The families fled to a camp near the Kurdish capital of Irbil. When the men returned to their village, they saw that their houses had been burned in fighting between the militants and government forces.

“They bombed my house,” said Mohammed Ahmed, 61, another Turkman farmer at the Baghdad clinic.

Ahmed had another reason to grow angry at the Islamic State last week. He learned that his 20-year-old son in the Iraqi army was killed while fighting the militants. He had little information from his son’s friends, and the army “doesn’t have the body.”

In another part of Baghdad, Kanna’s Assyrian Democratic Movement headquarters is hosting dozens of families who are running from battles in the country’s northern provinces.

Most of them had fled the village of Qaraqush, which the Islamic State assaulted earlier this month.

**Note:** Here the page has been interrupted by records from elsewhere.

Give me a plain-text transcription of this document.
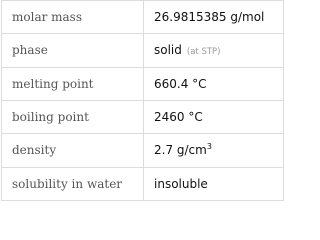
molar mass	26.9815385 g/mol
phase	solid (at STP)
melting point	660.4 °C
boiling point	2460 °C
density	2.7 $g/cm^3$
solubility in water	insoluble
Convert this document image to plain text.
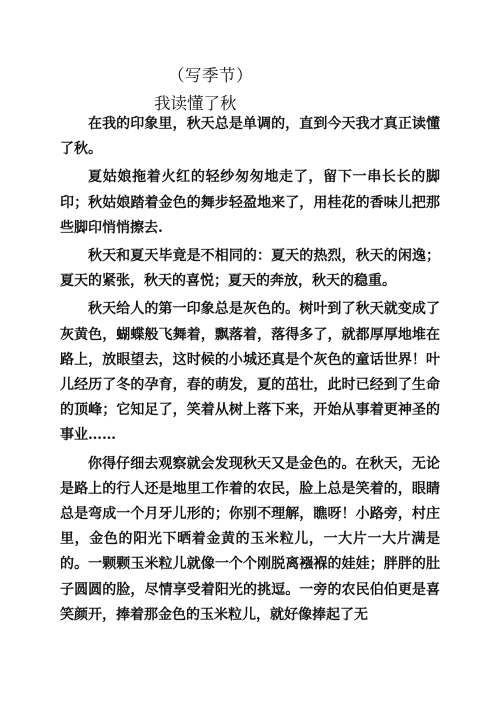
（写季节）
我读懂了秋

在我的印象里，秋天总是单调的，直到今天我才真正读懂了秋。

夏姑娘拖着火红的轻纱匆匆地走了，留下一串长长的脚印；秋姑娘踏着金色的舞步轻盈地来了，用桂花的香味儿把那些脚印悄悄擦去.

秋天和夏天毕竟是不相同的：夏天的热烈，秋天的闲逸；夏天的紧张，秋天的喜悦；夏天的奔放，秋天的稳重。

秋天给人的第一印象总是灰色的。树叶到了秋天就变成了灰黄色，蝴蝶般飞舞着，飘落着，落得多了，就都厚厚地堆在路上，放眼望去，这时候的小城还真是个灰色的童话世界！叶儿经历了冬的孕育，春的萌发，夏的茁壮，此时已经到了生命的顶峰；它知足了，笑着从树上落下来，开始从事着更神圣的事业……

你得仔细去观察就会发现秋天又是金色的。在秋天，无论是路上的行人还是地里工作着的农民，脸上总是笑着的，眼睛总是弯成一个月牙儿形的；你别不理解，瞧呀！小路旁，村庄里，金色的阳光下晒着金黄的玉米粒儿，一大片一大片满是的。一颗颗玉米粒儿就像一个个刚脱离襁褓的娃娃；胖胖的肚子圆圆的脸，尽情享受着阳光的挑逗。一旁的农民伯伯更是喜笑颜开，捧着那金色的玉米粒儿，就好像捧起了无
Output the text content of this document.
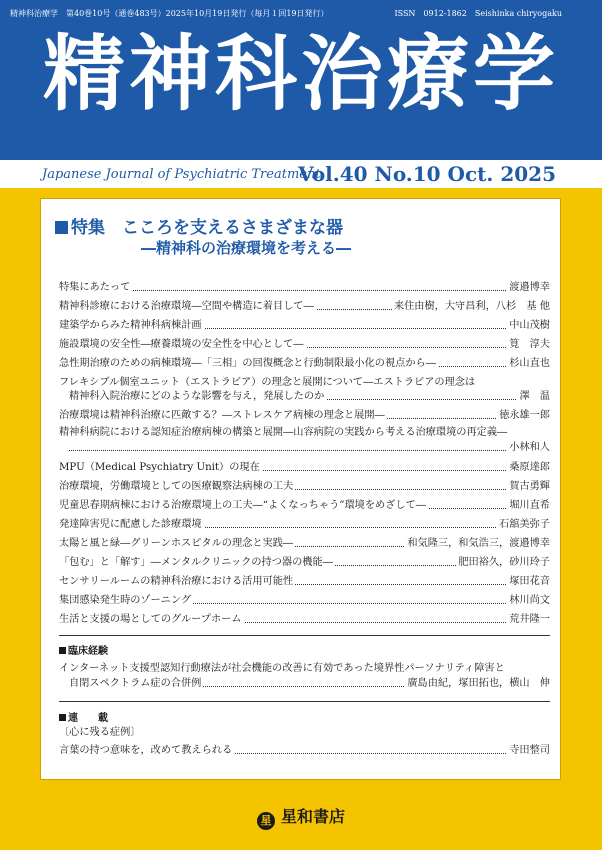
精神科治療学　第40巻10号（通巻483号）2025年10月19日発行（毎月１回19日発行）	ISSN　0912-1862　Seishinka chiryogaku
精神科治療学
Japanese Journal of Psychiatric Treatment
Vol.40 No.10 Oct. 2025
特集　こころを支えるさまざまな器
―精神科の治療環境を考える―
特集にあたって	渡邉博幸
精神科診療における治療環境―空間や構造に着目して―	来住由樹，大守昌利，八杉　基 他
建築学からみた精神科病棟計画	中山茂樹
施設環境の安全性―療養環境の安全性を中心として―	筧　淳夫
急性期治療のための病棟環境―「三相」の回復概念と行動制限最小化の視点から―	杉山直也
フレキシブル個室ユニット（エストラビア）の理念と展開について―エストラビアの理念は
精神科入院治療にどのような影響を与え，発展したのか	澤　温
治療環境は精神科治療に匹敵する？―ストレスケア病棟の理念と展開―	徳永雄一郎
精神科病院における認知症治療病棟の構築と展開―山容病院の実践から考える治療環境の再定義―
小林和人
MPU（Medical Psychiatry Unit）の現在	桑原達郎
治療環境，労働環境としての医療観察法病棟の工夫	賀古勇輝
児童思春期病棟における治療環境上の工夫―“よくなっちゃう”環境をめざして―	堀川直希
発達障害児に配慮した診療環境	石舘美弥子
太陽と風と緑―グリーンホスピタルの理念と実践―	和気隆三，和気浩三，渡邉博幸
「包む」と「解す」―メンタルクリニックの持つ器の機能―	肥田裕久，砂川玲子
センサリールームの精神科治療における活用可能性	塚田花音
集団感染発生時のゾーニング	林川尚文
生活と支援の場としてのグループホーム	荒井隆一
臨床経験
インターネット支援型認知行動療法が社会機能の改善に有効であった境界性パーソナリティ障害と
自閉スペクトラム症の合併例	廣島由紀，塚田拓也，横山　伸
連　　載
〔心に残る症例〕
言葉の持つ意味を，改めて教えられる	寺田整司
星 星和書店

The Assyrians ran as soon as they learned the Islamic State was nearby, having heard stories about the militants’ looting of Christians in other cities.

A few of them managed the dangerous drive to Baghdad.

“It was hell,” said Hania Marizina Tobia, 36, who paid hundreds of dollars to pile his wife and four kids into a van for a breakneck drive south. Their driver scouted for safe paths away from territories flying the Islamic State’s black flag.

Now Tobia’s is one of 16 families packed into an old office building at the Assyrian headquarters. The rooms are crowded with bunk beds and more mattresses laid across linoleum floors.

“We want our dignity. We are being humiliated. What kind of life is this?” said Fadi Jacob, another former Qaraqush resident.

On a hot afternoon last week, Basim Salim, 36, watched his daughters sprawled out on mattresses in the compound. They were too tired to move, having caught a 5 a.m. flight out of Irbil sponsored by the Assyrian political party.

Salim said he and others at the headquarters were giving up on Iraq. They wanted to get to Baghdad in part to secure passports and leave the country.

“We cannot fix Iraq if Iraq doesn’t want us,” he said.

McClatchy special correspondent Hussein Kadhim contributed to this report.